The extensive plains of wildflowers and herbs described by Norcock have been reduced to fragments of remnant vegetation isolated in an agricultural and urban matrix. Much of the original fauna and flora is either extinct or threatened.

A case in point is a pretty little ground-bird called the “Plains Wanderer”. This bird is in a family all its own- it is quite rare and special. And it relies on uncultivated open grasslands for its survival.

So it’s gone.

It’s extinct now right across the basalt plains. So now the “plains wandering” is done by sheep and farmers, industrialists, conservationists, politicians and academics.

The Plains Wanderer, Pedionomus borquatus, is listed on Schedule 2 of the Victorian Flora and Fauna Guarantee Act 1988 as a protected specie. It is locally extinct on the basalt plain.
Photo by Tom Wheller, contributed by the Victorian National Parks Association. with the photographer's permission. Copyright Tom Wheller.

The national picture: Redreaming Australia

But I want now to loop out to a bigger picture of Australia as a whole.

I spoke earlier of the need to build a culture and an economy informed not only by our own needs but by the needs of the landscape itself.

For 170 years, the human economy and the natural ecology of the basalt plains have been out of whack. And this is also the case at national level.

We at ACF have put forward a raft of ideas which might be called our contribution to redreaming the country. In our project Natural Advantage: a blueprint for a sustainable Australia, we have put forward an optimistic and prosperous vision for the country as a whole.

Plains wondering

Coming back to the basalt plains and to our task of redreaming this region, my vision, or dream, would be the protection and good conservation management of what’s left of the native vegetation and biodiversity. It would be of truly sustainable land management, where ecosystem services are recognised in a cool, light and dry economy.

In this economy, triple bottom line outcomes would be woven through the activities of all who wander the plains, from government to industry to community.

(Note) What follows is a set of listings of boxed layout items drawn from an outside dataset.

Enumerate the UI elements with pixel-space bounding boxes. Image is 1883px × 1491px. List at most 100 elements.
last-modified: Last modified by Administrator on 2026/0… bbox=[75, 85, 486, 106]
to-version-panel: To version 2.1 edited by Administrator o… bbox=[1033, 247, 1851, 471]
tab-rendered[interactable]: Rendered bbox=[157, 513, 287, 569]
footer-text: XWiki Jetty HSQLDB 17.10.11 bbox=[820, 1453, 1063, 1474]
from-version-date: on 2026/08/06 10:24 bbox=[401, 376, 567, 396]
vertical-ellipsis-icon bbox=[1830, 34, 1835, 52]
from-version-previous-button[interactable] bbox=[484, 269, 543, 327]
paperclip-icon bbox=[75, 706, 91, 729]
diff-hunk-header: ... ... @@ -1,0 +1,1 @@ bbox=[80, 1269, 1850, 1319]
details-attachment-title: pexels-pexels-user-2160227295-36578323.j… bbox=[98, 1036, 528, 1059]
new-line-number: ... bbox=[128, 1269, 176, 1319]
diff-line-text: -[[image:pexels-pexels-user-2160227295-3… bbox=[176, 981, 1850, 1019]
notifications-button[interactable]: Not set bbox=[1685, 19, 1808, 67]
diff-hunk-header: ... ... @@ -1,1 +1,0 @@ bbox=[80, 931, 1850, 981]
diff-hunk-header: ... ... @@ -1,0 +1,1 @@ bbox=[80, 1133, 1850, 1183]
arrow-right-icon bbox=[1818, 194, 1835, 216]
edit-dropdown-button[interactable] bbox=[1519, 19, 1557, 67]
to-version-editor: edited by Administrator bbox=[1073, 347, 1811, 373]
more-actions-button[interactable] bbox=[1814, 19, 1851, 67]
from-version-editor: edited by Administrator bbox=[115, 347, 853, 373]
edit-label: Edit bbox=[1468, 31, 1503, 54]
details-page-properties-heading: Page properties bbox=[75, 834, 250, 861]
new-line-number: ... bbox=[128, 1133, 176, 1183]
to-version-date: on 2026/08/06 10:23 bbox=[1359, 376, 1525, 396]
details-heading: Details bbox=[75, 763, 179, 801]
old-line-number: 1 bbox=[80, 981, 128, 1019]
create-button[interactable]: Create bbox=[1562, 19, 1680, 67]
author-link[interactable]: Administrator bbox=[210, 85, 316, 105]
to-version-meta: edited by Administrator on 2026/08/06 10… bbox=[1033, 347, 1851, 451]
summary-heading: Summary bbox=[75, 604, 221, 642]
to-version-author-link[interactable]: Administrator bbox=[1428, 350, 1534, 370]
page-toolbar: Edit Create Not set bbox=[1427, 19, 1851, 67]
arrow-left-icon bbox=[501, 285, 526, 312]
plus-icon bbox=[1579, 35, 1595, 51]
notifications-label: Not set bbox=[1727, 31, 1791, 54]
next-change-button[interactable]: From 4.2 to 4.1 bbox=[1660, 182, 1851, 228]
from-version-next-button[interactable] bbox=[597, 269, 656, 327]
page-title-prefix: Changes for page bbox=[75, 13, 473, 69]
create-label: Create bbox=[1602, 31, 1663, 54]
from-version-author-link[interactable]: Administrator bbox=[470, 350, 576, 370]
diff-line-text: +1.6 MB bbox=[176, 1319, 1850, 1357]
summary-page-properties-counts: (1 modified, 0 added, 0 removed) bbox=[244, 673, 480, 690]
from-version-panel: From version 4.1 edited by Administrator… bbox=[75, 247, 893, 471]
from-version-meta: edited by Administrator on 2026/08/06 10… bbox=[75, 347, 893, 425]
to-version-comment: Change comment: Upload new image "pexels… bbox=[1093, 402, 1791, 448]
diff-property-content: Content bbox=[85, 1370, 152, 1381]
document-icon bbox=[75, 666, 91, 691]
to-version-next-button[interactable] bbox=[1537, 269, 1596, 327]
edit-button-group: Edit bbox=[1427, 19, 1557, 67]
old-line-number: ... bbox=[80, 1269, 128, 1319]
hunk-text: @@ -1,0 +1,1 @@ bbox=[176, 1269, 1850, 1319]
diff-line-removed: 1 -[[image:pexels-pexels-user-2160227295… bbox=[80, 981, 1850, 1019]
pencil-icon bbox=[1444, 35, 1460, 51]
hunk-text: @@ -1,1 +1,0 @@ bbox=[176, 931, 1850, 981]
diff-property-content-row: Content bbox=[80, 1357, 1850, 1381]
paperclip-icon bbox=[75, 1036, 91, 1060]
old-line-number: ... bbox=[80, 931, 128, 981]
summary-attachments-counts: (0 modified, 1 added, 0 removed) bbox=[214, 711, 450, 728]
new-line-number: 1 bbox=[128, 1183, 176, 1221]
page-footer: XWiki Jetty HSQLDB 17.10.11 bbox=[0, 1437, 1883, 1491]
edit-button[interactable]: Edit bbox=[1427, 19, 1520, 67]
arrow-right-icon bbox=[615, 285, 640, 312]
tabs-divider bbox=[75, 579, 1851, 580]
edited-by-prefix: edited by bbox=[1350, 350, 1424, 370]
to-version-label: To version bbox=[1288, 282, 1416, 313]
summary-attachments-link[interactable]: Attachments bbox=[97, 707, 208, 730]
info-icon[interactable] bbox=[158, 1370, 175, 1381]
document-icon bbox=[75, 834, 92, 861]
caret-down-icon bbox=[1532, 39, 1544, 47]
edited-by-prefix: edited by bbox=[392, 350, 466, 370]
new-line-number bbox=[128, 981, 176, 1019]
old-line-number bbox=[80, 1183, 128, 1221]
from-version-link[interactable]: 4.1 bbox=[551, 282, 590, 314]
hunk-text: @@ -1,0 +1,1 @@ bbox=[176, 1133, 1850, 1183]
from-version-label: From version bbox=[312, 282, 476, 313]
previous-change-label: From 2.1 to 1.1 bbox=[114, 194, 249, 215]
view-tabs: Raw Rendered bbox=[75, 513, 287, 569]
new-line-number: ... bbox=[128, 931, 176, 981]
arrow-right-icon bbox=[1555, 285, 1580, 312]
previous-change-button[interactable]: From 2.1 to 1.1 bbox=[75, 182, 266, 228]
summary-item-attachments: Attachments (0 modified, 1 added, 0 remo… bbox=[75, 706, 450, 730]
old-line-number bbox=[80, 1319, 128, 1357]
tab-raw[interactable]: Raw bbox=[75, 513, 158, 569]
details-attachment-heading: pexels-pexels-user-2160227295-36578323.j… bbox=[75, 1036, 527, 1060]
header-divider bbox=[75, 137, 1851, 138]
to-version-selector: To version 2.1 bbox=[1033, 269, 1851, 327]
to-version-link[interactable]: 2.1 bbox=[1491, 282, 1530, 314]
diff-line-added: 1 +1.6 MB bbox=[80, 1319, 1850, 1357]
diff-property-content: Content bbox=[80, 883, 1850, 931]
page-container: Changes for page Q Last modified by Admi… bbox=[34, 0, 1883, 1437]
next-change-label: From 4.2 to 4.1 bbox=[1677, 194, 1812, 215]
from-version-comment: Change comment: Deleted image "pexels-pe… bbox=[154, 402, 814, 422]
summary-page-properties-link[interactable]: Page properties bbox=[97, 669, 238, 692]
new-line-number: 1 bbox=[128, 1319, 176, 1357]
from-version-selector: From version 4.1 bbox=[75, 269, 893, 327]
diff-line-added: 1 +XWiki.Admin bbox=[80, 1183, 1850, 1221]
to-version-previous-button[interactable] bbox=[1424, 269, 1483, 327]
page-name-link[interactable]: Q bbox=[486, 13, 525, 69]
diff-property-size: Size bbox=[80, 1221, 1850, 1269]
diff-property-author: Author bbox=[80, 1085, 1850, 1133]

And this vision is nested in a similar vision for Australia as a whole, where we all share responsibility for our actions and for playing our proper part in turning dreams into reality.

But without that first step of openly sharing our experiences, aspirations, creativity and curiosity, without a collaborative vision, we will simply see more of the same.

So it’s high time we did a little plains wondering: a little redreaming the plain.

Thank you.

Don Henry also spoke about ACF's new office in the 60L Green Building as a model for sustainability.